Tanzania's government has said that it could not put trade barriers on imported cement as requested by domestic cement companies, because local production is still insufficient.

Tanzania's Minister for Industry, Trade and Marketing, Dr Abdallah Kigoda said despite the expected progress from cement industries, the government will still allow cement imports until local producers meet domestic demand.

Kigoda admitted that although imported cement is sold at a lower price compared to locally-produced cement, it should stand as an eye opener for local industries to become competitive.

Tanzania has three cement factories: Tanga Cement, Mbeya Cement and Twiga Cement, all of which are operational, while four others are in the final construction stages.

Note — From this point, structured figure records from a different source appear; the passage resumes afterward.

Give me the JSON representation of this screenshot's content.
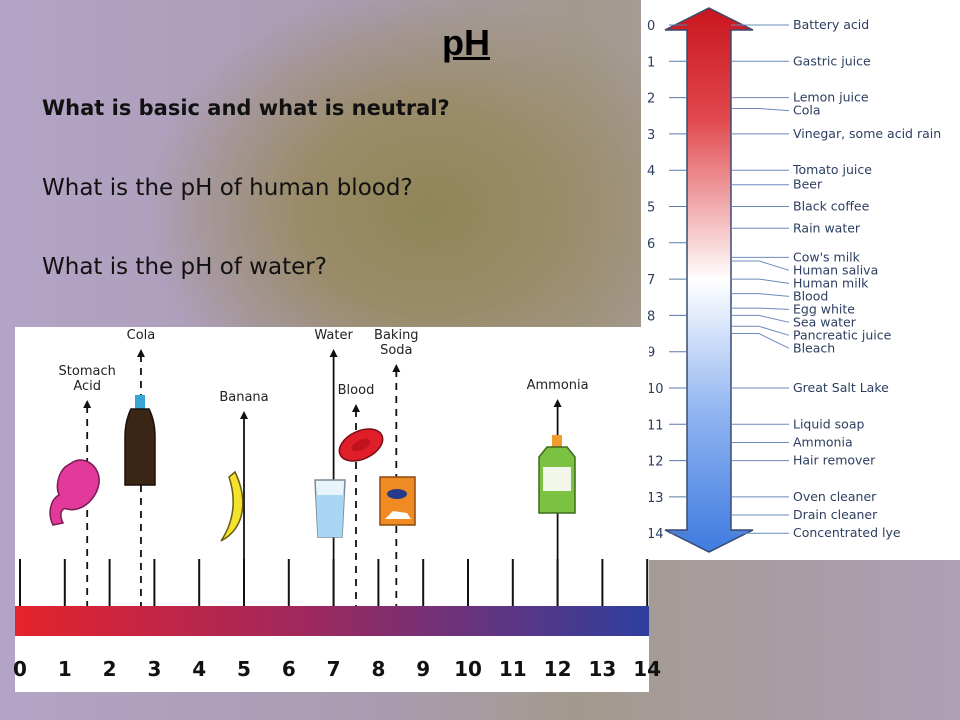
{
  "slide": {
    "title": "pH",
    "questions": [
      "What is basic and what is neutral?",
      "What is the pH of human blood?",
      "What is the pH of water?"
    ]
  },
  "scale_chart": {
    "numbers": [
      "0",
      "1",
      "2",
      "3",
      "4",
      "5",
      "6",
      "7",
      "8",
      "9",
      "10",
      "11",
      "12",
      "13",
      "14"
    ],
    "items": [
      {
        "label": "Battery acid",
        "ph": 0
      },
      {
        "label": "Gastric juice",
        "ph": 1
      },
      {
        "label": "Lemon juice",
        "ph": 2
      },
      {
        "label": "Cola",
        "ph": 2.3
      },
      {
        "label": "Vinegar, some acid rain",
        "ph": 3
      },
      {
        "label": "Tomato juice",
        "ph": 4
      },
      {
        "label": "Beer",
        "ph": 4.4
      },
      {
        "label": "Black coffee",
        "ph": 5
      },
      {
        "label": "Rain water",
        "ph": 5.6
      },
      {
        "label": "Cow's milk",
        "ph": 6.4
      },
      {
        "label": "Human saliva",
        "ph": 6.5
      },
      {
        "label": "Human milk",
        "ph": 7
      },
      {
        "label": "Blood",
        "ph": 7.4
      },
      {
        "label": "Egg white",
        "ph": 7.8
      },
      {
        "label": "Sea water",
        "ph": 8
      },
      {
        "label": "Pancreatic juice",
        "ph": 8.3
      },
      {
        "label": "Bleach",
        "ph": 8.5
      },
      {
        "label": "Great Salt Lake",
        "ph": 10
      },
      {
        "label": "Liquid soap",
        "ph": 11
      },
      {
        "label": "Ammonia",
        "ph": 11.5
      },
      {
        "label": "Hair remover",
        "ph": 12
      },
      {
        "label": "Oven cleaner",
        "ph": 13
      },
      {
        "label": "Drain cleaner",
        "ph": 13.5
      },
      {
        "label": "Concentrated lye",
        "ph": 14
      }
    ],
    "colors": {
      "acid": "#d3202a",
      "neutral": "#ffffff",
      "base": "#4a86e8"
    }
  },
  "bottom_chart": {
    "numbers": [
      "0",
      "1",
      "2",
      "3",
      "4",
      "5",
      "6",
      "7",
      "8",
      "9",
      "10",
      "11",
      "12",
      "13",
      "14"
    ],
    "substances": [
      {
        "label": "Stomach Acid",
        "ph": 1.5
      },
      {
        "label": "Cola",
        "ph": 2.7
      },
      {
        "label": "Banana",
        "ph": 5
      },
      {
        "label": "Water",
        "ph": 7
      },
      {
        "label": "Blood",
        "ph": 7.5
      },
      {
        "label": "Baking Soda",
        "ph": 8.4
      },
      {
        "label": "Ammonia",
        "ph": 12
      }
    ],
    "colors": {
      "acid": "#e5232c",
      "base": "#2e3f9e"
    }
  }
}
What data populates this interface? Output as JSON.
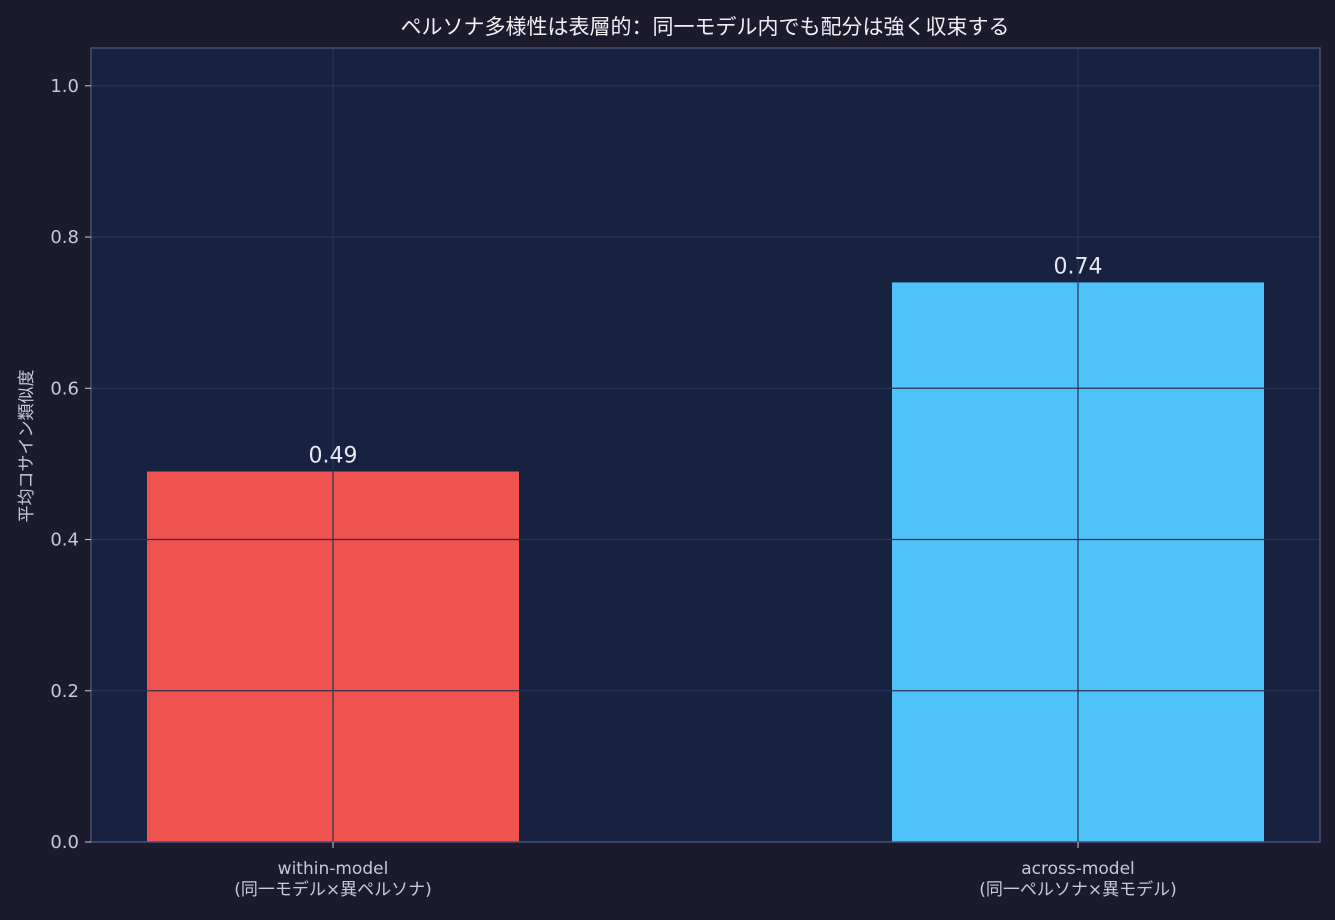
{
  "colors": {
    "background": "#1c1b2e",
    "plot_background": "#172140",
    "plot_border": "#4a5070",
    "grid": "#2c3658",
    "bar_within": "#ef5350",
    "bar_across": "#4fc3f7",
    "overlay_grid": "#2b3050"
  },
  "chart_data": {
    "type": "bar",
    "title": "ペルソナ多様性は表層的：同一モデル内でも配分は強く収束する",
    "xlabel": "",
    "ylabel": "平均コサイン類似度",
    "ylim": [
      0,
      1.05
    ],
    "yticks": [
      0.0,
      0.2,
      0.4,
      0.6,
      0.8,
      1.0
    ],
    "ytick_labels": [
      "0.0",
      "0.2",
      "0.4",
      "0.6",
      "0.8",
      "1.0"
    ],
    "grid": true,
    "categories": [
      {
        "line1": "within-model",
        "line2": "(同一モデル×異ペルソナ)"
      },
      {
        "line1": "across-model",
        "line2": "(同一ペルソナ×異モデル)"
      }
    ],
    "values": [
      0.49,
      0.74
    ],
    "value_labels": [
      "0.49",
      "0.74"
    ]
  }
}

The country's cement production capacity stands at 3.25Mta while the actual demand is almost 4Mta.
"In order to control importation of more cement, local factories had to increase production to meet the demand as the country was surrounded by potential market opportunities such as Southern Africa Development Community (SADC) and the East Africa Community (EAC)," Kigoda said.

Minister Kigoda clarified that the government was aware of the challenges facing local industries, such as unreliable power, but added that it was taking measures to stabilise the situation. He mentioned another challenge as high distribution costs caused by poor infrastructure, noting that the government was working to improve railway transport.

Jean Junon, who heads the Board of Twiga's Cement's parent company HeidelbergCement Co, was recently quoted in a local media as saying that the cement industry is still facing a number of challenges, including massive importation of subsidised cement.

Junon said that the upgrade of Twiga Cement's Kiln Line No 3 would help to expand production.